Jul 14, 2020

Province mulls ban on smoking, throwing cigarette butts in public beaches

Alvarez said in his proposed ordinance that aside from the harmful effects of cigarettes, there are billions of cigarette butts being thrown every day that cause serious environmental damage.

File photo from People.com

Board Member Juan Antonio Alvarez has filed a proposed ordinance prohibiting the smoking and throwing of cigarette butts in all beaches in Palawan.

Alvarez said in his proposed ordinance that aside from the harmful effects of cigarettes, there are billions of cigarette butts being thrown every day that cause serious environmental damage.

Based on the study of the World Health Organization (WHO), Alvarez said 30 percent of items collected in coastal cleanups are cigarette butts which take at least 10 years to rot and five centuries to a millennium to fully decomposed.

Alvarez explained that the measure aims to protect the environment as well as the public.

“The officials in Palawan give importance to health and environmental concerns.
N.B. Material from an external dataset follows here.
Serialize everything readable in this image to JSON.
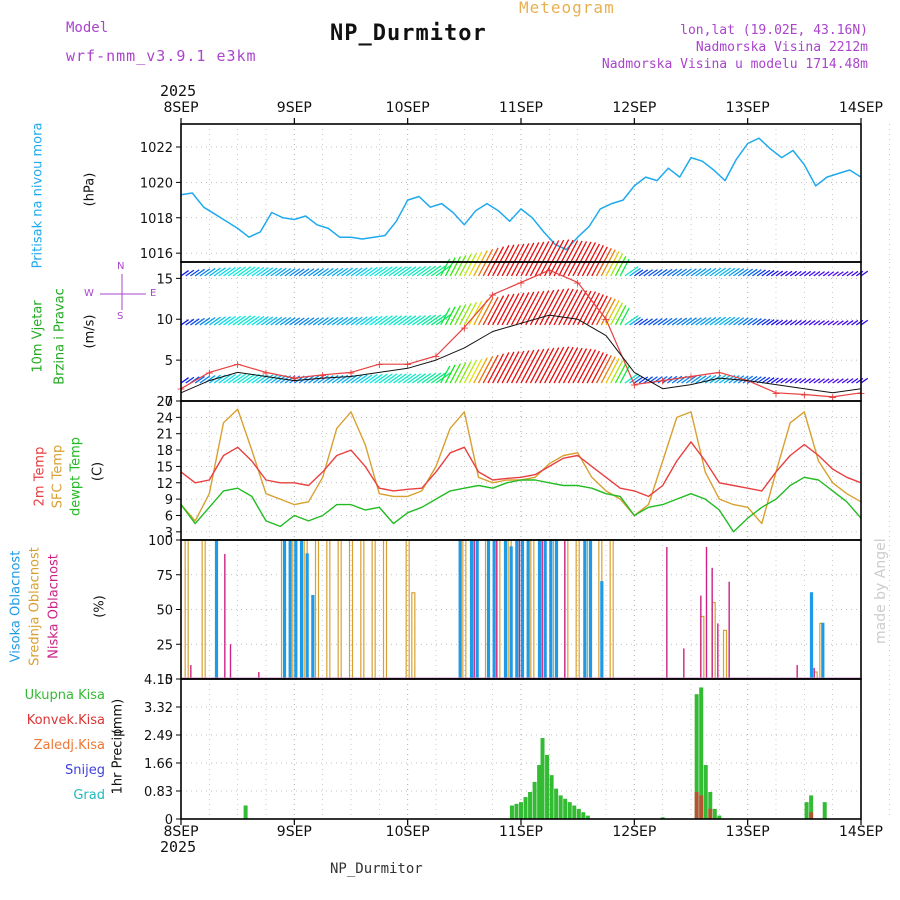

Palawan takes pride in its world-class beaches and recognizes tourism as a major contributor to our economic growth with the responsibility of maintaining our shores,” he said.

The proposed measure will be implemented and monitored by the Provincial Health Office (PHO) and the Provincial Environment and Natural Resources Office (PENRO) in coordination with the barangays and municipal counterparts.

Alvarez said that there should be at least one deputized resort employee that will closely monitor their jurisdiction.

In his proposal, any person who will be caught smoking or throwing cigarettes in the prohibited area will be penalized by paying fines of P1,500 for the first offense, P3,000 for the second offense, and P5,000 for the third offense.

However, managers or resort owners will also be penalized if they fail to warn and report violators. An amount of P2,000 for the first offense, P4,000 for the second, and P10,000 for the third offense will be charged.

“Owners of accommodations and entertainment establishments should take part in the information dissemination by placing pamphlets in the reception. In case there is a failure to warn or report the violators, a penalty should be imposed upon the president, manager, owner or operator,” Alvarez added.

In addition, Alvarez said that 30 percent of the collected fine will be given to the person who reported the case while the 70 percent should proceed to the barangay fund that will be allocated for health and environmental programs.

The proposed ordinance has been referred to the committee on environment and natural resources for further discussion.